Alice was about twenty-three and small. Like many small women, she was continually standing on her dignity. And like many men and more women, the first of their family to attain a college degree, she was perpetually bringing the fact of having that degree before her associates. She was the best example I have ever seen of beauty without symmetry. Her dark hair was stringy, her face was long, her upper lip short, showing a glint of teeth, her brows were straight and dark, her lashes short and dark, her nose long and her dark complexion blotchy. She had but one really fine feature—eyes, blue-gray in color and eloquently expressive. Because of her eyes she must always be a noticeably attractive woman.
On leaving her I walked across town to the Central Branch of the Y. W. C. A., and after getting a satisfying breakfast for fifteen cents I asked the price of rooms. The cheapest rate was sixty-five cents the night with two in a room. Clutching my pocketbook I hurried out—the purchasing power of five dollars might not be so great as it had appeared.
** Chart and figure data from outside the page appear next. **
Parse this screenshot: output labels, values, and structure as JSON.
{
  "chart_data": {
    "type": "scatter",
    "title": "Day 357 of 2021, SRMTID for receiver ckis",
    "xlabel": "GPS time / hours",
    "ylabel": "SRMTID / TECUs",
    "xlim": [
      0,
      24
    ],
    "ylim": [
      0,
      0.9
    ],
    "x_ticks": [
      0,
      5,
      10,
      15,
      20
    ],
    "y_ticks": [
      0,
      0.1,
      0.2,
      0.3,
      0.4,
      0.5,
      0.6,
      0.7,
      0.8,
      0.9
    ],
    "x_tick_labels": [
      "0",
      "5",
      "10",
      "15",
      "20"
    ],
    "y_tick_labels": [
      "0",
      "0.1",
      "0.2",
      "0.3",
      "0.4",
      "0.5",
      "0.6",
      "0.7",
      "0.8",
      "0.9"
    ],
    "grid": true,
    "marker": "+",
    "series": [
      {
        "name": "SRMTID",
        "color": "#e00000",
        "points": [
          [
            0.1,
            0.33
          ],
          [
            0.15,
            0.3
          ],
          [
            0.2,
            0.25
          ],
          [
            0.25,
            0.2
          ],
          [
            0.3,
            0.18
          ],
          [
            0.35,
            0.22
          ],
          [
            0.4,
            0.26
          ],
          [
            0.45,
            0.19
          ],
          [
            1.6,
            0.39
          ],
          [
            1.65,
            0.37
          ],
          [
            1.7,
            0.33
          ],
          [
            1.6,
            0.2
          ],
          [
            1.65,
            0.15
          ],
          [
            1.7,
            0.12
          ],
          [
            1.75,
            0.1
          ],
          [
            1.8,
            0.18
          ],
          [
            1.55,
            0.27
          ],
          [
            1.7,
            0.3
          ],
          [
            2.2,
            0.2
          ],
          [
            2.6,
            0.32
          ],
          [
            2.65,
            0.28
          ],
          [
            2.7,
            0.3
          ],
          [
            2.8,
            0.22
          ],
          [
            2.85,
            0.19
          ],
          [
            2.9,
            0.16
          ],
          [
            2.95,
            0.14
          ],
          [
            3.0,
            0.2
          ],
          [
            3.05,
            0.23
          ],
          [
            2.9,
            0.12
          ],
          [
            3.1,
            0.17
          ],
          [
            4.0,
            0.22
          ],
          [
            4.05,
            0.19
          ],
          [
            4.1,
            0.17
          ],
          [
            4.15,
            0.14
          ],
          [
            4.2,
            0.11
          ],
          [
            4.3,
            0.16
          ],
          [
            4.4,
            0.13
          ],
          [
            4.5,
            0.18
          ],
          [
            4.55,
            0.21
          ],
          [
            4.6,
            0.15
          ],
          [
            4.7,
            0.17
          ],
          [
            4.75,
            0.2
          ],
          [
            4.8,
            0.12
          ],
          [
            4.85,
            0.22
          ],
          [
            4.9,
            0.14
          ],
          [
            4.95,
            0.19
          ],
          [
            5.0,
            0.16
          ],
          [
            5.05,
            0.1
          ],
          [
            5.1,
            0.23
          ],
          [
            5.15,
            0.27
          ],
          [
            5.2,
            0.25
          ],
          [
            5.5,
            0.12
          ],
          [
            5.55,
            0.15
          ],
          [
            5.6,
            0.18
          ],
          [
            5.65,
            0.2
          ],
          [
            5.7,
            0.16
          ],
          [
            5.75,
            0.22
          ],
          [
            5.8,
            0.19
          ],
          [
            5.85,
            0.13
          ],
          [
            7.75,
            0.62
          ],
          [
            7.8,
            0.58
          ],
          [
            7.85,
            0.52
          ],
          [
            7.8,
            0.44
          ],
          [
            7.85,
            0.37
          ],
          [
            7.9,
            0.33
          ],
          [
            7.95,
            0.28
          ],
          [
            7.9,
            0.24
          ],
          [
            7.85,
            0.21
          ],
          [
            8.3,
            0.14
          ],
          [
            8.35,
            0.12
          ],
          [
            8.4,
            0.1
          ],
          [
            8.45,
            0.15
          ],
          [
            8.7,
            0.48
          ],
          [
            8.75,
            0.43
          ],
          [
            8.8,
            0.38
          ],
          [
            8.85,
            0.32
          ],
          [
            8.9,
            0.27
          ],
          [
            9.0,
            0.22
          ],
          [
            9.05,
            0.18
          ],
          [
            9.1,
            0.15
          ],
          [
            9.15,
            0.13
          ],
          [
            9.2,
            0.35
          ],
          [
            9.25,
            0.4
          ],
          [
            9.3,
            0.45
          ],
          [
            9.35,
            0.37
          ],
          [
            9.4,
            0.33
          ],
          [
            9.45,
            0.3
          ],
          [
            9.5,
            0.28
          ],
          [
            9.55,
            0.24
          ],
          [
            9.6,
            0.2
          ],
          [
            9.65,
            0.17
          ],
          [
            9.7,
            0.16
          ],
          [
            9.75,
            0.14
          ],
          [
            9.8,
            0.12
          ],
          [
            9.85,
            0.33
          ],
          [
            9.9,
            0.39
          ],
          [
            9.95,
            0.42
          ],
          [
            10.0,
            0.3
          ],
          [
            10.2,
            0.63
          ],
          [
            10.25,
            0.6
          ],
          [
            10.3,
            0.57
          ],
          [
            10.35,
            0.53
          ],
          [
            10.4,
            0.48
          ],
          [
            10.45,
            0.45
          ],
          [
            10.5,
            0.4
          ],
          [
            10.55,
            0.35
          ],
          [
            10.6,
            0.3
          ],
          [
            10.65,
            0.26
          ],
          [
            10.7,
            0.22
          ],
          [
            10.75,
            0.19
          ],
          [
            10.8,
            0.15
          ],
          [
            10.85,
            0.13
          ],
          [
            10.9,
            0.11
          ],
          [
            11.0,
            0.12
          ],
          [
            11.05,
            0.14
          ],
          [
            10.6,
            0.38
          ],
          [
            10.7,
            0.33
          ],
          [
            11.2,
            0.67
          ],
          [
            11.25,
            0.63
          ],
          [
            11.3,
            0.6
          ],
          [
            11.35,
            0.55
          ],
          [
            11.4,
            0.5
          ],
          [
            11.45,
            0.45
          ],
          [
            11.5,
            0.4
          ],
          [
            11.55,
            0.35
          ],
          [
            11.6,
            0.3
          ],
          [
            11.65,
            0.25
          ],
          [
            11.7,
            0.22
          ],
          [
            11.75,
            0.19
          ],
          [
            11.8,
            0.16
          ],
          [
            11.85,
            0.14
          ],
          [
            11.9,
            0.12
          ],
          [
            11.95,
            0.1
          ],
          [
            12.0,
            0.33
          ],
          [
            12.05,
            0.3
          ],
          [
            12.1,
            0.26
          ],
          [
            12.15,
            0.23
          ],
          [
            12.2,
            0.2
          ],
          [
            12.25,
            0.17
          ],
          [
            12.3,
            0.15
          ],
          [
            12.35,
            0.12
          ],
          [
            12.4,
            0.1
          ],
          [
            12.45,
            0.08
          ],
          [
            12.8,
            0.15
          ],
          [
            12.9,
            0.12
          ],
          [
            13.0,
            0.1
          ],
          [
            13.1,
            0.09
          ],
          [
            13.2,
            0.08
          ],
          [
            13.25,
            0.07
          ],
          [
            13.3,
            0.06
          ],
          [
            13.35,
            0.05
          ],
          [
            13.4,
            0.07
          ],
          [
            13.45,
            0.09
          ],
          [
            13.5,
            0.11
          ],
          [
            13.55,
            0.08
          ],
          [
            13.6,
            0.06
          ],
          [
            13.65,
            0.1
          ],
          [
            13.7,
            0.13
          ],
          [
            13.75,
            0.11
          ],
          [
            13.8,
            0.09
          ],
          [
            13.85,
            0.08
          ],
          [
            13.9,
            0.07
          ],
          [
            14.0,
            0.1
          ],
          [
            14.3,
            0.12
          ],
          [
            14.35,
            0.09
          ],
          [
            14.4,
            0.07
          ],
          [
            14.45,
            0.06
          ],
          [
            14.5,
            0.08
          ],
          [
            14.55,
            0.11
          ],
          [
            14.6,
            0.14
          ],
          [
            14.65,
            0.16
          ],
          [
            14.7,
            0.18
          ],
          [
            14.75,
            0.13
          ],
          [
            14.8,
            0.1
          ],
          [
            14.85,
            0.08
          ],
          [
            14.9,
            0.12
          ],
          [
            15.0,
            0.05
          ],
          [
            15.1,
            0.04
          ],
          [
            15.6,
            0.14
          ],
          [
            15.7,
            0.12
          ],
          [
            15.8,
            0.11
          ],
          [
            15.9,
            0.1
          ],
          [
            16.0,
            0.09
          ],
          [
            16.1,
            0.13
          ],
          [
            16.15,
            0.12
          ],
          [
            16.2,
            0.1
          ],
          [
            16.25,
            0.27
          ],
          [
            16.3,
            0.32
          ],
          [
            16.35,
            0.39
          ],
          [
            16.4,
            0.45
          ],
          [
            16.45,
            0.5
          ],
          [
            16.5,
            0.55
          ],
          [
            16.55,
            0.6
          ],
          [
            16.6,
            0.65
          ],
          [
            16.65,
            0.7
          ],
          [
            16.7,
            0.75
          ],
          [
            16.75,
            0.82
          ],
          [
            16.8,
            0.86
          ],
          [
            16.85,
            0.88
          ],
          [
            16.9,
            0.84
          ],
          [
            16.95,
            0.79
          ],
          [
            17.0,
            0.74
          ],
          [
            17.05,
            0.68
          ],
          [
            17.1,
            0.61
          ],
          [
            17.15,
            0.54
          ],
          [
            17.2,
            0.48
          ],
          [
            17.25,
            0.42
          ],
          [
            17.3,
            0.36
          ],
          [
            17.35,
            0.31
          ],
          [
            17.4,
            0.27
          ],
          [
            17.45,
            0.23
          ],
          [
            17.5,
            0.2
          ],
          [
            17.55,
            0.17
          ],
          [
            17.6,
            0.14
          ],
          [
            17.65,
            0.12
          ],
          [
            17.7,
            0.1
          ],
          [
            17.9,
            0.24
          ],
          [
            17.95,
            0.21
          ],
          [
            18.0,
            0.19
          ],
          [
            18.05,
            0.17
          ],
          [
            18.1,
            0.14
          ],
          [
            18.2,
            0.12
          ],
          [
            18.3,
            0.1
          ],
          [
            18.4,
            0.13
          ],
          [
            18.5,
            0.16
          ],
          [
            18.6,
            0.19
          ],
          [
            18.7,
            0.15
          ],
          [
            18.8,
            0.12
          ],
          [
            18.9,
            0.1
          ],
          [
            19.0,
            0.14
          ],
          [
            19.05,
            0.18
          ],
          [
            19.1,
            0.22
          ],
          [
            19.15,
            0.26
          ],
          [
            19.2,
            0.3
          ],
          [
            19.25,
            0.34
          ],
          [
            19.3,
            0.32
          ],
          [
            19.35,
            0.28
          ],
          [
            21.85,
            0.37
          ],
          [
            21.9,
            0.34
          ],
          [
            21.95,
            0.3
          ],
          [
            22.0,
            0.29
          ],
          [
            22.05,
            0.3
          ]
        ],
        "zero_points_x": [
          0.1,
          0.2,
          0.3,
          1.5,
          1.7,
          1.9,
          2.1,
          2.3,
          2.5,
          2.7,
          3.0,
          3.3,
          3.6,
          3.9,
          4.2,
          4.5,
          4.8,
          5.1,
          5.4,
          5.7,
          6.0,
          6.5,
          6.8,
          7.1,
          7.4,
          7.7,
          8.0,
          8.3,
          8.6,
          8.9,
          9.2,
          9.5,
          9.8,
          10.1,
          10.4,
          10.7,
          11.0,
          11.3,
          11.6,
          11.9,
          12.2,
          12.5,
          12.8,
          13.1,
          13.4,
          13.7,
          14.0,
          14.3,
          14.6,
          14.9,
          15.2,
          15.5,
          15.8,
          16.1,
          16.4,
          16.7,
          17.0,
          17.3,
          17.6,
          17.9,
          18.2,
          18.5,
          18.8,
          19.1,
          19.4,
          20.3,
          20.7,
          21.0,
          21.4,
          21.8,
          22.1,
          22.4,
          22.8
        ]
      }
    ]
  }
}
A subway train set me down at the entrance of a large department store whose advertisement for salesladies in that morning’s paper had attracted my attention. The advertisement read “experience unnecessary” and I knew the head of the firm to be one of the most widely known philanthropists in the country.
In the employment department of this great store I stared at the voluminous application-blank given me to fill out. My age, color, nationality, my mother’s maiden name, my father’s profession. Were my parents living or dead. My own personal history for the past ten years. The names and addresses of two property-owners who would vouch for me.
“Ah!” I congratulated myself, on reading this last item. “The superintendent has his eye on you for a good position at a fat salary.”
On returning the paper with all the questions truthfully answered the girl at the window informed me that they would drop me a card in a day or so telling me when to come to work. A glow of satisfied pride swept over me. Who said an unskilled woman had a hard time earning an honest living in New York? Alice hadn’t found it difficult to get a job at a living wage. I was sure of one. However, no use loafing.
It was past ten o’clock when I applied at a mail-order house advertising for addressers.
“Any experience?” was the only question asked by the kindly little manager.
Who has not addressed envelopes? It proved to be piece-work in a well-lighted, comfortably heated loft. At five o’clock that afternoon I had finished one thousand envelopes and thereby earned one dollar and a quarter—it being three-line work. On leaving the building the problem of where to spend the night faced me. A thought of the municipal lodging-house for women again occurred to me, but recalling that I was a working woman, not an investigator, and as Polly Preston would know nothing about such a place, I pushed the suggestion aside. Returning to the Y. W. C. A., I meekly asked for a bed in a sixty-five-cent room.
My roommate was an oldish young lady who confided to me that she had come from a small town in the Middle West to take a position with the Metropolitan Opera Company. She had no acquaintance with the manager or any member of the company. Indeed I could not learn that she had an acquaintance in New York City. Her confidence was nothing short of sublime. While she might not get a leading rôle, never having studied abroad, she assured me that she had a hunch that she would get an important part—far above the chorus.